Traveling with kids at all, even kids without special needs, is usually pretty different from a non-kid vacation.

Ah, good times. GIF via "The Hangover."


But Emma, who is now 6, has autism spectrum disorder. So traveling to even local places like the grocery store can be tough for her.

Let me be Blunt Mom for a moment: There was a long stretch of time when I would easily burst into tears from the sheer frustration of not being able to go anywhere because of the inevitable resulting sensory-induced tantrums (hers) and tsk-tsk-judging-you stares (everyone's, it felt like). They were an emotional traveling travel tax that was just too high to pay.

A trip to a store for Emma sometimes means "I claw your face and scream until we.GO. HOME." All photos courtesy of Tana Totsch-Kimsey.

But I have another daughter, one who is not autistic and is already earmarking her own "must-see" places.

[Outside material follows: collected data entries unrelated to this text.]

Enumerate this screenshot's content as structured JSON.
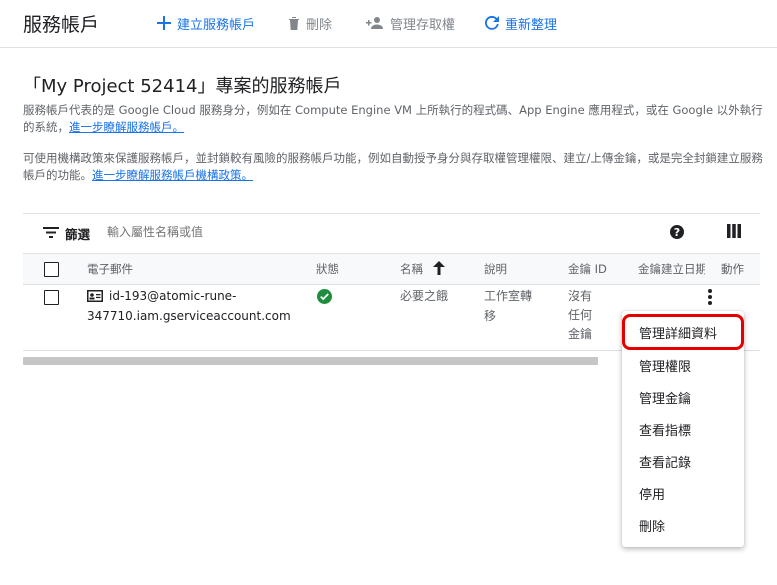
{
  "header": {
    "title": "服務帳戶",
    "create_label": "建立服務帳戶",
    "delete_label": "刪除",
    "manage_access_label": "管理存取權",
    "refresh_label": "重新整理"
  },
  "project_heading": "「My Project 52414」專案的服務帳戶",
  "description": {
    "p1_text": "服務帳戶代表的是 Google Cloud 服務身分，例如在 Compute Engine VM 上所執行的程式碼、App Engine 應用程式，或在 Google 以外執行的系統，",
    "p1_link": "進一步瞭解服務帳戶。",
    "p2_text": "可使用機構政策來保護服務帳戶，並封鎖較有風險的服務帳戶功能，例如自動授予身分與存取權管理權限、建立/上傳金鑰，或是完全封鎖建立服務帳戶的功能。",
    "p2_link": "進一步瞭解服務帳戶機構政策。"
  },
  "filter": {
    "label": "篩選",
    "placeholder": "輸入屬性名稱或值"
  },
  "table": {
    "headers": {
      "email": "電子郵件",
      "status": "狀態",
      "name": "名稱",
      "description": "說明",
      "key_id": "金鑰 ID",
      "key_created": "金鑰建立日期",
      "actions": "動作"
    },
    "rows": [
      {
        "email_line1": "id-193@atomic-rune-",
        "email_line2": "347710.iam.gserviceaccount.com",
        "status": "enabled",
        "name": "必要之餓",
        "desc_line1": "工作室轉",
        "desc_line2": "移",
        "key_line1": "沒有",
        "key_line2": "任何",
        "key_line3": "金鑰",
        "key_created": ""
      }
    ]
  },
  "menu": {
    "items": [
      "管理詳細資料",
      "管理權限",
      "管理金鑰",
      "查看指標",
      "查看記錄",
      "停用",
      "刪除"
    ]
  },
  "colors": {
    "accent": "#1a73e8",
    "success": "#1e8e3e",
    "highlight": "#e50000"
  }
}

So when 11-year-old adventurer Julia suggested that we explore the national landmarks and U.S. historical sites of Washington, D.C., as a family (mostly so we can imagine that we are Nic Cage about to crack centuries-old codes and uncover fabulous treasures right under everyone's noses), I didn't want to say no. Plus, this seemed like a slightly more doable plan than her desperate insistence for us to visit the Taj Mahal.

But I was still left with this thought: How can I even do this?

Traveling places with a child with autism or other conditions is daunting.

I've pushed our family to do it before because — honestly — you just can't stay home all the time. A few adventures have gone unexpectedly well. But there were also times I crawled home, wanting to hide from the world for the rest of forever.

The highs and lows are seriously real. GIF via "Tangled."

In this case, I said yes. Why not? And it wasn't easy, but it was worth it.

So I have some not-so-sage advice to all the parents out there: Just do it. You might be surprised with your own capabilities and the amazing human nature of other people.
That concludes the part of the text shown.